Indian chick pea or chana fell more than 1 percent on Friday on improved rainfall, which would help sowing, and on poor demand in spot markets. The most-active chana contract for September delivery on the National Commodity and Derivatives Exchange (NCDEX) ended down 1.52 percent at 4,650 rupees per 100 kg. In the Delhi spot market, chana fell 40.20 rupees to 4,817.30 rupees per 100 kg.
Monsoon rains were 6 percent above average in the past week, the weather office said on Thursday, the first time they have been heavier than normal in the current season that began in June, in what is turning out to be a drought year. Jeera, or cumin seed, futures fell more than 3 percent as traders cashed out gains while a drop in spot prices also weighed. The September jeera contract on the NCDEX ended down 3.37 percent at 14,485 rupees per 100 kg.
At Unjha, a key market in Gujarat, jeera rose 19 rupees to 15,606.3 rupees per 100 kg. Pepper futures dropped on fresh selling driven by improved rains in Karnataka and Kerala states over the last few days and almost negligible overseas sales because of higher prices, but thin supplies and lower stocks limited the downside. In Kerala, the leading pepper producer, rains were 56 percent above average in the week to August 29.
The most-active September contract on the NCDEX ended 0.53 percent lower at 41,315 rupees per 100 kg. In Kochi, a key market in Kerala, spot pepper rose 200 rupees to 41,000 rupees per 100 kg on thin supplies. Turmeric futures fell as higher prices dented demand from overseas and local buyers, but lower area under cultivation limited the losses. The September turmeric contract on the NCDEX fell 1.04 percent to end at 6,080 rupees per 100 kg.
At Nizamabad, a key market in Andhra Pradesh, spot turmeric ended 28.50 rupees lower at 5,574 rupees per 100 kg. Turmeric is planted between June and August and takes about nine months to harvest. India's oilseeds and soyaoil futures dropped on Friday on weak export demand for soyameal, a drop in the overseas markets and as key oilseed growing areas got good rainfall last week.
US soyabeans on Friday gave back all their gains from the previous session, when they touched a contract high, as traders took profits, with markets looking to a gathering of central bankers later in the day for clues on possible imminent monetary stimulus. The October soyabean contract fell 1.9 percent to end at 3,947.50 rupees per 100 kg, while rapeseed dropped 1.59 percent to end at 4,452 rupees per 100 kg, after hitting a high of 4,613 rupees earlier this week.

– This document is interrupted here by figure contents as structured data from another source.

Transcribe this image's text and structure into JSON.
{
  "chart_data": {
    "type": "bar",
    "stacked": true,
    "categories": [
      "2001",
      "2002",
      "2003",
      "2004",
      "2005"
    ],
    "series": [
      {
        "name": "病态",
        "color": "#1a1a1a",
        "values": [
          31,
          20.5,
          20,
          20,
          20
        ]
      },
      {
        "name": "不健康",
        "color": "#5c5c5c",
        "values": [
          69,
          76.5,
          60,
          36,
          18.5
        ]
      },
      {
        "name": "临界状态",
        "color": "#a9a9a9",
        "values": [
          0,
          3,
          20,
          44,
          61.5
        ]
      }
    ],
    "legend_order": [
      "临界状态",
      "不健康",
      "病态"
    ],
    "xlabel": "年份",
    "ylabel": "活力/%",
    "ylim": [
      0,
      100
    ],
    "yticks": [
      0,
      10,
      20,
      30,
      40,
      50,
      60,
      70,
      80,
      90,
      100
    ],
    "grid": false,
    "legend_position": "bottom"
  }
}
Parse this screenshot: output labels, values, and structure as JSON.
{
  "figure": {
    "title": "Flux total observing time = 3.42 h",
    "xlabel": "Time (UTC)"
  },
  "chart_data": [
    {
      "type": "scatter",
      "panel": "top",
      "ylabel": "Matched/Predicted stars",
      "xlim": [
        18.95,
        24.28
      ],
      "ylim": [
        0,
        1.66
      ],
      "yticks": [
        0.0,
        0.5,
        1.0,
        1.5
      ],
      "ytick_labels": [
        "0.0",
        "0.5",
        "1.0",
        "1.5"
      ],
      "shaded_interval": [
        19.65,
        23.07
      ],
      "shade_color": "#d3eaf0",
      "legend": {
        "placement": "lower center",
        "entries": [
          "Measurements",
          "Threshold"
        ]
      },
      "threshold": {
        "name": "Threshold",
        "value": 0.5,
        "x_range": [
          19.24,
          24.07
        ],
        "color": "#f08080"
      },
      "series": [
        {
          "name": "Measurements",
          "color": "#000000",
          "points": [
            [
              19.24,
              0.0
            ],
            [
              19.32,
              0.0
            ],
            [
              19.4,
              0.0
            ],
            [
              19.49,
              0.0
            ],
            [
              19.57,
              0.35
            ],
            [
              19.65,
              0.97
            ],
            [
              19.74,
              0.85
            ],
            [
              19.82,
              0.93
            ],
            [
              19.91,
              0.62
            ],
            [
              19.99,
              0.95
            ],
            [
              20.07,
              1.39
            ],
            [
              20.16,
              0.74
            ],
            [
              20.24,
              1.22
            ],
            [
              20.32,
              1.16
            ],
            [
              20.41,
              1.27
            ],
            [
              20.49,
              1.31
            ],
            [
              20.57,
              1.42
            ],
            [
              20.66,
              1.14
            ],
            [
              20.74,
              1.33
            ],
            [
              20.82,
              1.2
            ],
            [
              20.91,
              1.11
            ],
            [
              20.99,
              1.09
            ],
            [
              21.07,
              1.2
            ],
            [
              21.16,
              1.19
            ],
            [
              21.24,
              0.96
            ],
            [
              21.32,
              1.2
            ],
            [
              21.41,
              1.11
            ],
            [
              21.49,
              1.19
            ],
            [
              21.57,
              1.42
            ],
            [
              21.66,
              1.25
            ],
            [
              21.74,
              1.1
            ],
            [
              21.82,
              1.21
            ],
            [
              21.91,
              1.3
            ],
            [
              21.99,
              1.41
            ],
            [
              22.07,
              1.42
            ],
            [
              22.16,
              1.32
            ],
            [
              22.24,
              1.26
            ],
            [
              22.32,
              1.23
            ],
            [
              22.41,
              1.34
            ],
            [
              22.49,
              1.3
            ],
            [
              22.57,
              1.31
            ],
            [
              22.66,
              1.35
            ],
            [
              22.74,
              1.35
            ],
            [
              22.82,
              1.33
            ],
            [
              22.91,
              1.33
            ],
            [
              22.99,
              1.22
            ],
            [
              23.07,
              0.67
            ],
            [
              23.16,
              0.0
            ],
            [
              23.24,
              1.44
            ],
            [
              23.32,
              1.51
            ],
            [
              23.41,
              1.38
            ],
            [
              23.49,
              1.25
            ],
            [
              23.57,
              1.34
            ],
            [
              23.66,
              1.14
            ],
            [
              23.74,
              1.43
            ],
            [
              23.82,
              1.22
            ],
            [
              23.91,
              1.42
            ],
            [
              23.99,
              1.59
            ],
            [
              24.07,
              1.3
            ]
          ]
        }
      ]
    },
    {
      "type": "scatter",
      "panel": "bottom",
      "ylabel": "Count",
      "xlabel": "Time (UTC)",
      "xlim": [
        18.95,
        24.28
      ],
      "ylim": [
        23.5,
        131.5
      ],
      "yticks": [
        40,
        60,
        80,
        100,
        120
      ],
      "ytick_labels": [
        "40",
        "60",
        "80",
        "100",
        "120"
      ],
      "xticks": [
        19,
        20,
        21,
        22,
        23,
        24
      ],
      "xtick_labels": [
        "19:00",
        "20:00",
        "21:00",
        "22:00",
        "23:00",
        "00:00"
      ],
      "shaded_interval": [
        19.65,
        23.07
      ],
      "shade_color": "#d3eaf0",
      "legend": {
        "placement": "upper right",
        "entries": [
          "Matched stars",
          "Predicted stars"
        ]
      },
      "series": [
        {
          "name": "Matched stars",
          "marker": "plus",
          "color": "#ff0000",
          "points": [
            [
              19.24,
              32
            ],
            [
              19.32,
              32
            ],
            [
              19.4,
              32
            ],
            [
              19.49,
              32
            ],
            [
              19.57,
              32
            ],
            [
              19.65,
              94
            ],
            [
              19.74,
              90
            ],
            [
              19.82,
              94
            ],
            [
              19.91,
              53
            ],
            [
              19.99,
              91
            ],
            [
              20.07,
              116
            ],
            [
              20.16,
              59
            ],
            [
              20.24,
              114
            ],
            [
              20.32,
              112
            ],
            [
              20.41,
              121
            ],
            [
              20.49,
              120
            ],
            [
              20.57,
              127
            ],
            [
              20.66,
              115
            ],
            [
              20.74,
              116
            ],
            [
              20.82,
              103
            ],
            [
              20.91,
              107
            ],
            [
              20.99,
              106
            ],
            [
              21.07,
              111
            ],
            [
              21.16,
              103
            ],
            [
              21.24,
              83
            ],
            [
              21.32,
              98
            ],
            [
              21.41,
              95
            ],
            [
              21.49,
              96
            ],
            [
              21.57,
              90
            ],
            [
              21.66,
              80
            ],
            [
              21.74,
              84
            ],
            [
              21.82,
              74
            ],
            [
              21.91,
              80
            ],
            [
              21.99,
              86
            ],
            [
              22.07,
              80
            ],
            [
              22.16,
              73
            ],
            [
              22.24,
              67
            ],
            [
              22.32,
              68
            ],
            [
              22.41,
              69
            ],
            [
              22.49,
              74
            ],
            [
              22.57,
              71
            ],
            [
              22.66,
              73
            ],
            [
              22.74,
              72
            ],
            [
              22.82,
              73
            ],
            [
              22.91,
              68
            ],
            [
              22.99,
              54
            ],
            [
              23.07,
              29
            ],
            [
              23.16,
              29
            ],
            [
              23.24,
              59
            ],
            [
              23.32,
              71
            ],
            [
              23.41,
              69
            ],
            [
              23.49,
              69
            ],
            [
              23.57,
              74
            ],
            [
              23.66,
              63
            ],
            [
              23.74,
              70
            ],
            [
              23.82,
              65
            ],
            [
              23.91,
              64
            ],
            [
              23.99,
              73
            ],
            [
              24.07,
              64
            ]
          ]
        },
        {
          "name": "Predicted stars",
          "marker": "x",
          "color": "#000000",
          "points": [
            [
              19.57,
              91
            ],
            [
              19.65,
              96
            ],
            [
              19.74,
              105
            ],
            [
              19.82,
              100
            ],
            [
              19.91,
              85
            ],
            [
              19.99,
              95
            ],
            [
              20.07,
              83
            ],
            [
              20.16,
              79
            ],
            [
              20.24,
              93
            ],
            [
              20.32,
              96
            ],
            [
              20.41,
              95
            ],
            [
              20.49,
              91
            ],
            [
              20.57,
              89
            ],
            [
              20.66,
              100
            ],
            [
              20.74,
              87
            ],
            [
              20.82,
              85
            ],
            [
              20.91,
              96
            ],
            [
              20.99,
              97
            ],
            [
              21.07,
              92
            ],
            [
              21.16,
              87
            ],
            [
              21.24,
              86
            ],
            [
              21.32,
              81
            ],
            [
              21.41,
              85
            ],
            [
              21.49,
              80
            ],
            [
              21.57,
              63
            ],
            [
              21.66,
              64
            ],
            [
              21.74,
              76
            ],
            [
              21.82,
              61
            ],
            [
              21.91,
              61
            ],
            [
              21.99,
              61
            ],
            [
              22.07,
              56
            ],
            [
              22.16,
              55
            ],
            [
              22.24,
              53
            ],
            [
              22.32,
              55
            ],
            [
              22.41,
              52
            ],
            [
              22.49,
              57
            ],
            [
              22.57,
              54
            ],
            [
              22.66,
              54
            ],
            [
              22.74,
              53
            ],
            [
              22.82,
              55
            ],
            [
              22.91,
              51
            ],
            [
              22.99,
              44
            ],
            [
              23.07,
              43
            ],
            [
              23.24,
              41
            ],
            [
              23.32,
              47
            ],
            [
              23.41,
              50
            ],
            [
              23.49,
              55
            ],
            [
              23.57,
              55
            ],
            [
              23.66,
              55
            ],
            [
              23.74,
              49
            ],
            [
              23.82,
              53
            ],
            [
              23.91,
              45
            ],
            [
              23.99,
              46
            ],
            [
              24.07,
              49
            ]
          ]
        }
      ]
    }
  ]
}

Soyaoil for October delivery ended at 795.55 rupees, down 1.23 percent. At the Indore spot market in Madhya Pradesh, soyaoil nudged down 0.7 rupees to 790.15 rupees per 10 kg, while soyabean eased by 3 rupees to 4,536 rupees per 100 kg. At Sri Ganganagar in Rajasthan, rapeseed rose by 25 rupees to 4,355 rupees per 100 kg. India has set a new base price for RBD palmolein imports at $1,014 per tonne, a government statement said on Friday, lower than the previous price.
Importers pay a 7.5 percent duty on the basis of the tariff value or base price which is now being revised on a fortnightly basis after a six year old freeze the base price was lifted last month. Sugar futures extended gains on Friday to hit their highest level in nearly four weeks as demand in the spot market improved on an estimated drop in the output in key producing state.
Sugar output in India's top producing Maharashtra state is likely to fall by 30 percent year-on-year to 6.3 million tonnes in 2012/13 on poor cane yields due to drought and diversion of the crop for fodder, a state official said. The key October contract on the NCDEX ended 0.69 percent higher at 3,633 rupees per 100 kg, after rising to 3,644 rupees earlier in the day. Sugar in the Kolhapur spot market in top-producing Maharashtra state rose by 36.90 rupees to 3,472.90 rupees per 100 kg.